Volatile markets can lead to gaps on the charts as they are more common than expected. Gaps are spaces on the charts where the price of a security moves sharply higher or lower, with little or no trading within a short timeframe. Gaps tend to develop quickly to reflect the changes in the perceived value of the security due to abrupt changes to fundamental, macro, or technical conditions.
For instance, a gap-up can develop when a company's earnings release is much higher than expected. The stock price can suddenly open sharply higher with a gap-up or an upside space on the chart. Another example would be an unexpected takeover or merger news announcement. A stock that breaks out of a significant technical basing pattern can also create a gap-up on the chart. On the other hand, a gap-down can develop on a major technical breakdown or an adverse earnings release that misses expectations by a wide margin.
Opportunistic traders and investors can take advantage of these technical patterns by identifying the type of gaps and when the gaps occur within the primary price trend. There are four types of gaps: breakaway, exhaustion, common, or continuation (also referred to as runaway).
Breakaway gaps often occur at the end of a price pattern, signaling a new trend.
Exhaustion gaps occur near the end of a price pattern, warning at one final attempt to hit new highs or lows. Common gaps cannot be placed within the timeline of a price pattern as they are common occurrences in the area where the price has gapped up or down. Continuation gaps or runaway gaps occur in the middle of a price pattern, suggesting a lot of buyers or sellers suddenly entering (buying) or exiting (selling) the security.
The question as to whether a gap is filled remains a controversial subject where it is open to numerous interpretations. When someone says a gap is filled, this means the price has moved back to the original price level before the gap-up or gap-down. Gaps are often filled if the following conditions:
(1) The gap occurs due to overly optimistic (i.e., irrational exuberance) or pessimistic (i.e., panic sell-off) views, resulting in a counter-trend correction or a rally.
(2) A gap-up or gap-down that develops above key technical resistance and below a key breakdown that does not have any other support or resistance levels can lead to gaps quickly being filled.
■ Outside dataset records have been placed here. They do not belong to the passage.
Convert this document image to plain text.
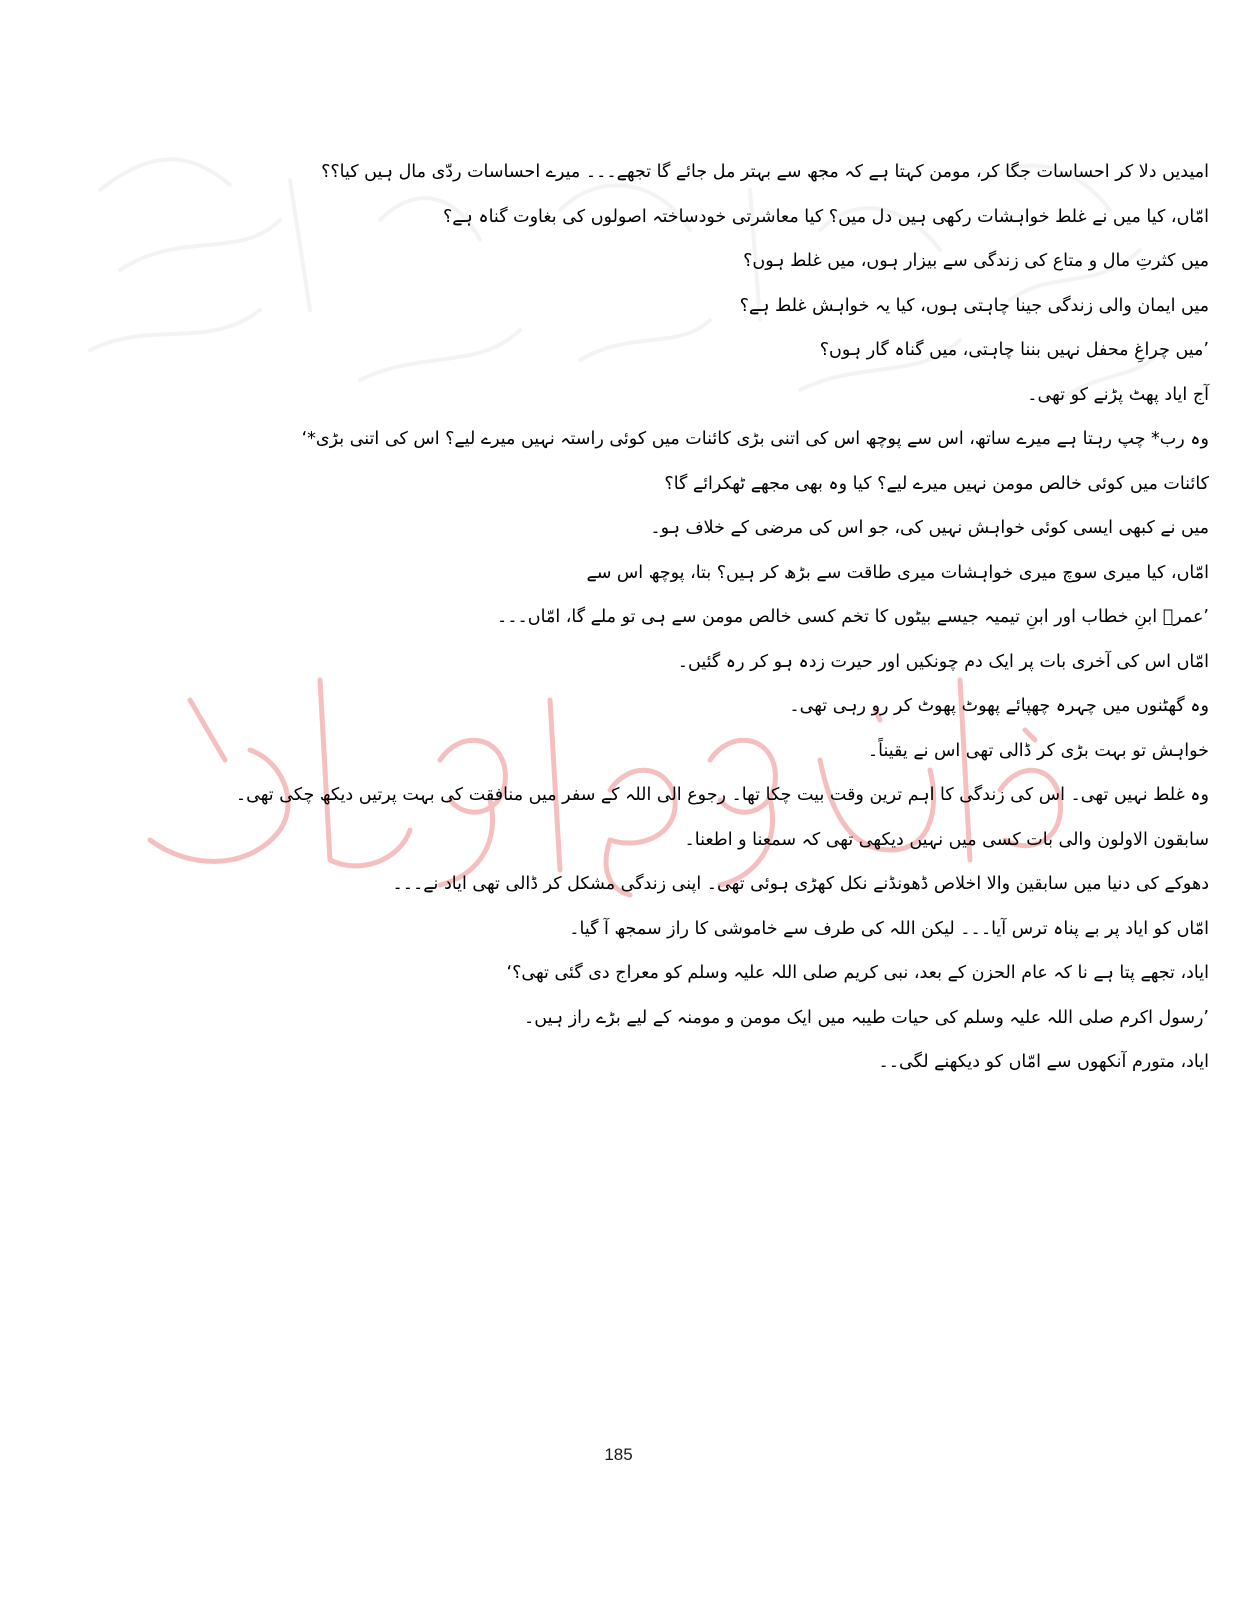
امیدیں دلا کر احساسات جگا کر، مومن کہتا ہے کہ مجھ سے بہتر مل جائے گا تجھے۔۔۔ میرے احساسات ردّی مال ہیں کیا؟؟
امّاں، کیا میں نے غلط خواہشات رکھی ہیں دل میں؟ کیا معاشرتی خودساختہ اصولوں کی بغاوت گناہ ہے؟
میں کثرتِ مال و متاع کی زندگی سے بیزار ہوں، میں غلط ہوں؟
میں ایمان والی زندگی جینا چاہتی ہوں، کیا یہ خواہش غلط ہے؟
’میں چراغِ محفل نہیں بننا چاہتی، میں گناہ گار ہوں؟
آج ایاد پھٹ پڑنے کو تھی۔
وہ رب* چپ رہتا ہے میرے ساتھ، اس سے پوچھ اس کی اتنی بڑی کائنات میں کوئی راستہ نہیں میرے لیے؟ اس کی اتنی بڑی*‘
کائنات میں کوئی خالص مومن نہیں میرے لیے؟ کیا وہ بھی مجھے ٹھکرائے گا؟
میں نے کبھی ایسی کوئی خواہش نہیں کی، جو اس کی مرضی کے خلاف ہو۔
امّاں، کیا میری سوچ میری خواہشات میری طاقت سے بڑھ کر ہیں؟ بتا، پوچھ اس سے
’عمرؓ ابنِ خطاب اور ابنِ تیمیہ جیسے بیٹوں کا تخم کسی خالص مومن سے ہی تو ملے گا، امّاں۔۔۔
امّاں اس کی آخری بات پر ایک دم چونکیں اور حیرت زدہ ہو کر رہ گئیں۔
وہ گھٹنوں میں چہرہ چھپائے پھوٹ پھوٹ کر رو رہی تھی۔
خواہش تو بہت بڑی کر ڈالی تھی اس نے یقیناً۔
وہ غلط نہیں تھی۔ اس کی زندگی کا اہم ترین وقت بیت چکا تھا۔ رجوع الی اللہ کے سفر میں منافقت کی بہت پرتیں دیکھ چکی تھی۔
سابقون الاولون والی بات کسی میں نہیں دیکھی تھی کہ سمعنا و اطعنا۔
دھوکے کی دنیا میں سابقین والا اخلاص ڈھونڈنے نکل کھڑی ہوئی تھی۔ اپنی زندگی مشکل کر ڈالی تھی ایاد نے۔۔۔
امّاں کو ایاد پر بے پناہ ترس آیا۔۔۔ لیکن اللہ کی طرف سے خاموشی کا راز سمجھ آ گیا۔
ایاد، تجھے پتا ہے نا کہ عام الحزن کے بعد، نبی کریم صلی اللہ علیہ وسلم کو معراج دی گئی تھی؟‘
’رسول اکرم صلی اللہ علیہ وسلم کی حیات طیبہ میں ایک مومن و مومنہ کے لیے بڑے راز ہیں۔
ایاد، متورم آنکھوں سے امّاں کو دیکھنے لگی۔۔
185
(3) The specific price patterns that accompany the type of gaps can often help to determine if a gap is closed or not.
(4) Exhaustion gaps are always filled as they signal the end of a price trend and the start of a reversal.
(5) Continuation and breakaway gaps do not need to be closed because they confirm the direction of the current primary trend.
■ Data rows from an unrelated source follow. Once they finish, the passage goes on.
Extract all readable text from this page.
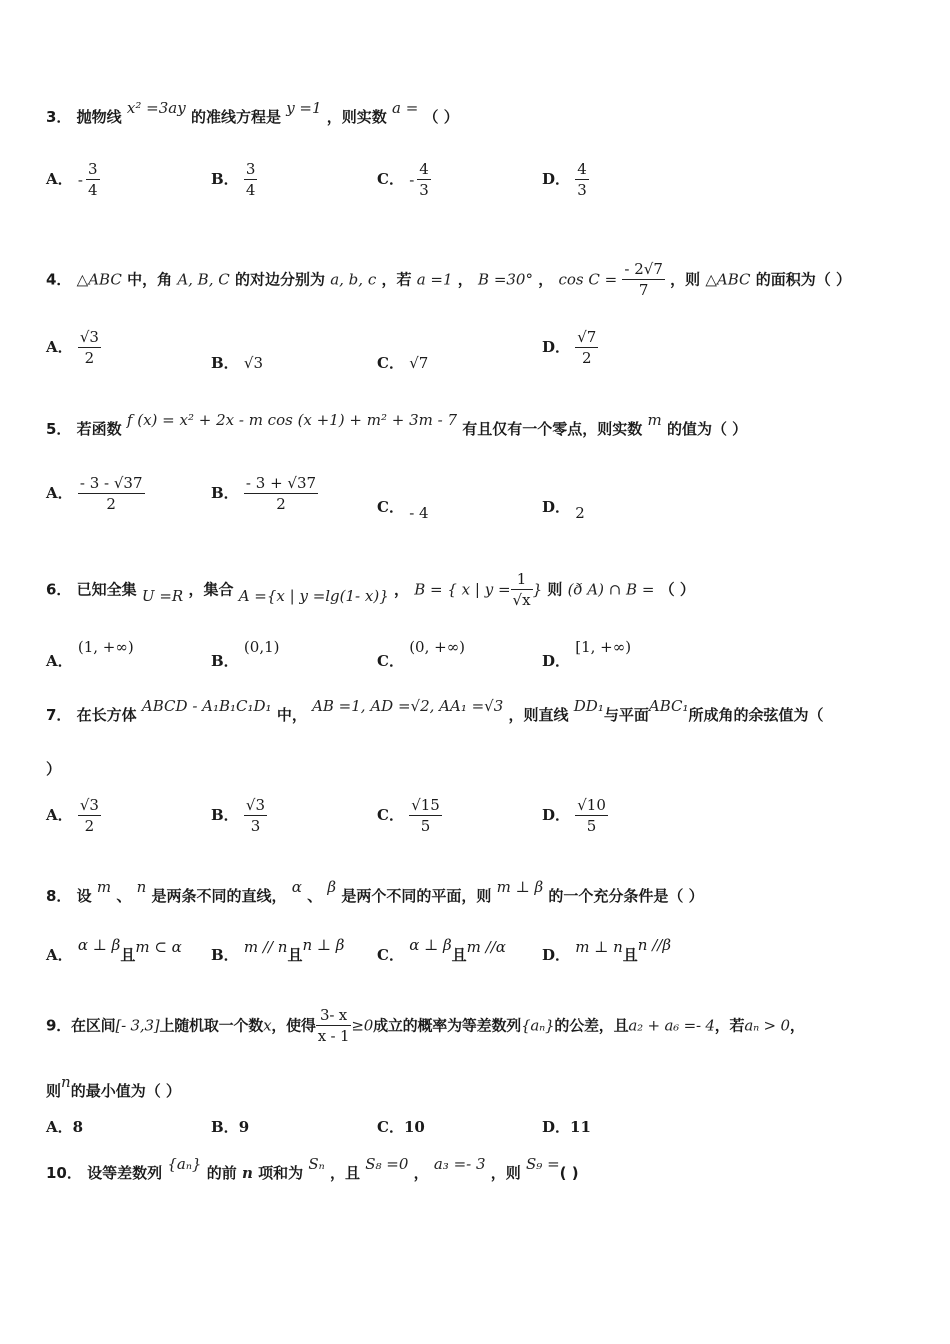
3． 抛物线 x² =3ay 的准线方程是 y =1 ，则实数 a = （ ）
A． - $\frac{3}{4}$	B． $\frac{3}{4}$	C． - $\frac{4}{3}$	D． $\frac{4}{3}$
4． △ABC 中，角 A, B, C 的对边分别为 a, b, c ，若 a =1 ， B =30° ， $\cos C = \frac{- 2√7}{7}$ ，则 △ABC 的面积为（ ）
A． $\frac{√3}{2}$	B． √3	C． √7
D． $\frac{√7}{2}$
5． 若函数 f (x) = x² + 2x - m cos (x +1) + m² + 3m - 7 有且仅有一个零点，则实数 m 的值为（ ）
A． $\frac{- 3 - √37}{2}$	B． $\frac{- 3 + √37}{2}$	C． - 4	D． 2
6． 已知全集 U =R ，集合 A ={x | y =lg(1- x)} ， B = { x | $y = \frac{1}{√x}$ } 则 (ð A) ∩ B = （ ）
A． (1, +∞)
B． (0,1)
C． (0, +∞)
D． [1, +∞)
7． 在长方体 ABCD - A₁B₁C₁D₁ 中， AB =1, AD =√2, AA₁ =√3 ，则直线 DD₁与平面ABC₁所成角的余弦值为（
）
A． $\frac{√3}{2}$	B． $\frac{√3}{3}$	C． $\frac{√15}{5}$	D． $\frac{√10}{5}$
8． 设 m 、 n 是两条不同的直线， α 、 β 是两个不同的平面，则 m ⊥ β 的一个充分条件是（ ）
A． α ⊥ β且m ⊂ α B． m // n且n ⊥ β
C． α ⊥ β且m //α D． m ⊥ n且n //β
9．在区间[- 3,3]上随机取一个数x，使得 $\frac{3- x}{x - 1} \ge 0$成立的概率为等差数列{aₙ}的公差，且a₂ + a₆ =- 4，若aₙ > 0，
则n的最小值为（ ）
A．8	B．9	C．10	D．11
10． 设等差数列 {aₙ} 的前 n 项和为 Sₙ ，且 S₈ =0 ， a₃ =- 3 ，则 S₉ =( )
Here is the summary of the gaps. Once a stock fills the gap in question, it will rarely stop unless the gap level offers significant immediate support or resistance. Exhaustion gaps and continuation gaps are dependable in forecasting the direction of the primary trend. However, recognize that these types of gaps tend to predict the price moving in two opposite directions. So, traders and investors must determine the specific type of gaps before executing the trade.
The herding mentality of retail investors can lead to speculative trading, irrational exuberance, and panic-type selling behaviors. Institutional investors typically do not participate in speculative or panic behaviors. However, if they are behind in performance near the end of the month, quarter, or year-end, they tend to chase performance in a desperate attempt to catch up, escalating the extreme price movement.
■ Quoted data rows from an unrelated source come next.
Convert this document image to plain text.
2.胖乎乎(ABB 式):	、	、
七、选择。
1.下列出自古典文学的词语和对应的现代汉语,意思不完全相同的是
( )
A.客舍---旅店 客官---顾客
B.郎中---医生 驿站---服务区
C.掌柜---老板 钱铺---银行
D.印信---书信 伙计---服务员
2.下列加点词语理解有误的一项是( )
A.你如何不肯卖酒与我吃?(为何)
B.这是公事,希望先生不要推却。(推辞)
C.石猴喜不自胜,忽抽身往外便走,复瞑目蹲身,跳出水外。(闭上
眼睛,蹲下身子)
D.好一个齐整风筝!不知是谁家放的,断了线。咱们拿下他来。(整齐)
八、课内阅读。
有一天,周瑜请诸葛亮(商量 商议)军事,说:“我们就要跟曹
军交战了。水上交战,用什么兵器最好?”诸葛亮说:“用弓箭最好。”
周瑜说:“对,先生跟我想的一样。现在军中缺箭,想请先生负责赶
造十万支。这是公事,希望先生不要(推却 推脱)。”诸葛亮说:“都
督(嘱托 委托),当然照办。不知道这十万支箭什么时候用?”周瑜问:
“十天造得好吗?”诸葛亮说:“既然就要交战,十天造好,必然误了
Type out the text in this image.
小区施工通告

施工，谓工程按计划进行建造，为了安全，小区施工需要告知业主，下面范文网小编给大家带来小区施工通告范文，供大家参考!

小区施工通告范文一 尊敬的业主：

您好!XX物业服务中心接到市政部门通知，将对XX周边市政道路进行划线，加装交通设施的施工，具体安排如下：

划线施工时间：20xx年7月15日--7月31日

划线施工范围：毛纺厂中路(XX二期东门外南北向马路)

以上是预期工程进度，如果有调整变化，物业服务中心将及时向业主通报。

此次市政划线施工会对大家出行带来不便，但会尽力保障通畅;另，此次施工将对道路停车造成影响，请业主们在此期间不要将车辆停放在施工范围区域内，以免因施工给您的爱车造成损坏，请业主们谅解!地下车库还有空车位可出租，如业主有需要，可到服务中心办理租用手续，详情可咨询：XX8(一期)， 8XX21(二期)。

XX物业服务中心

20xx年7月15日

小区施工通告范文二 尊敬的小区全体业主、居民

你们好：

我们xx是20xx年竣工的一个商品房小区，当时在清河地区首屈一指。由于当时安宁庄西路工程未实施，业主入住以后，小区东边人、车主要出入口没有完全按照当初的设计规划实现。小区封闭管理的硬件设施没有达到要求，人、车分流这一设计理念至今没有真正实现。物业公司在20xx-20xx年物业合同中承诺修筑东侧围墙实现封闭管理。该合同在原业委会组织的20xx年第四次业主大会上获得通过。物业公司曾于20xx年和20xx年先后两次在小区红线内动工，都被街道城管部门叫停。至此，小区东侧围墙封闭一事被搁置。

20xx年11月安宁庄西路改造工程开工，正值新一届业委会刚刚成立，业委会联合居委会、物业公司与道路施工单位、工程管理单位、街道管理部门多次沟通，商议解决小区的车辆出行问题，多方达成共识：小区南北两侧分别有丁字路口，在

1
Irrational exuberance is not necessarily immediately corrected by the market. Sometimes, stocks and markets can rise for many years at extremely high valuations with unbelievable price momentum without sustaining a correction. Traders and investors who can identify the specific gaps and ensuing technical patterns can increase the probability of a successful trade or investment.
It is rare to witness more than one gap in a month within a key US market index. So far this month, there have been five unprecedented daily gap-ups in S&P 500 Index, including 10/7, 10/14, 10/15, 10/19, and 10/20/21.
So, will these gap-ups be filled?
Unless the October gap-ups in the SPX Index are continuation or breakaway gaps, you can expect some of the recent SPX gap-ups to be closed. The recent SPX rally that began on 10/13/21 recorded four gap-ups within a 5-day window. Three of the gap-ups have converged near potentially significant technical support zones. Remember, support levels take on more significance when the technical conditions convergences near the same levels.
The 10/19/21 gap-up at 4,488.75-4,496.41 could be critical support as it corresponds to the breakout above the left and right shoulders of a head and shoulders top pattern at 4,480.26 (8/16/21 high or left shoulder) and 4,465.40 (9/23/21 high or right shoulder), respectively. This level turns into key initial trading support on pullbacks.
The 10/15/21 gap-up (4,439.73-4,447.69) also coincides with a technical breakout condition, thereby negating a lower-high pattern (4,429.97). Also, the 50-day ma is now at 4,441.73 providing pivotal support. Failure to find support here warns of a return to 4,372.87-4,386.75 (10/14/21 gap-up) and 4,365.57-4,383.73 (10/17/21 gap-up), corresponding with an island reversal formation.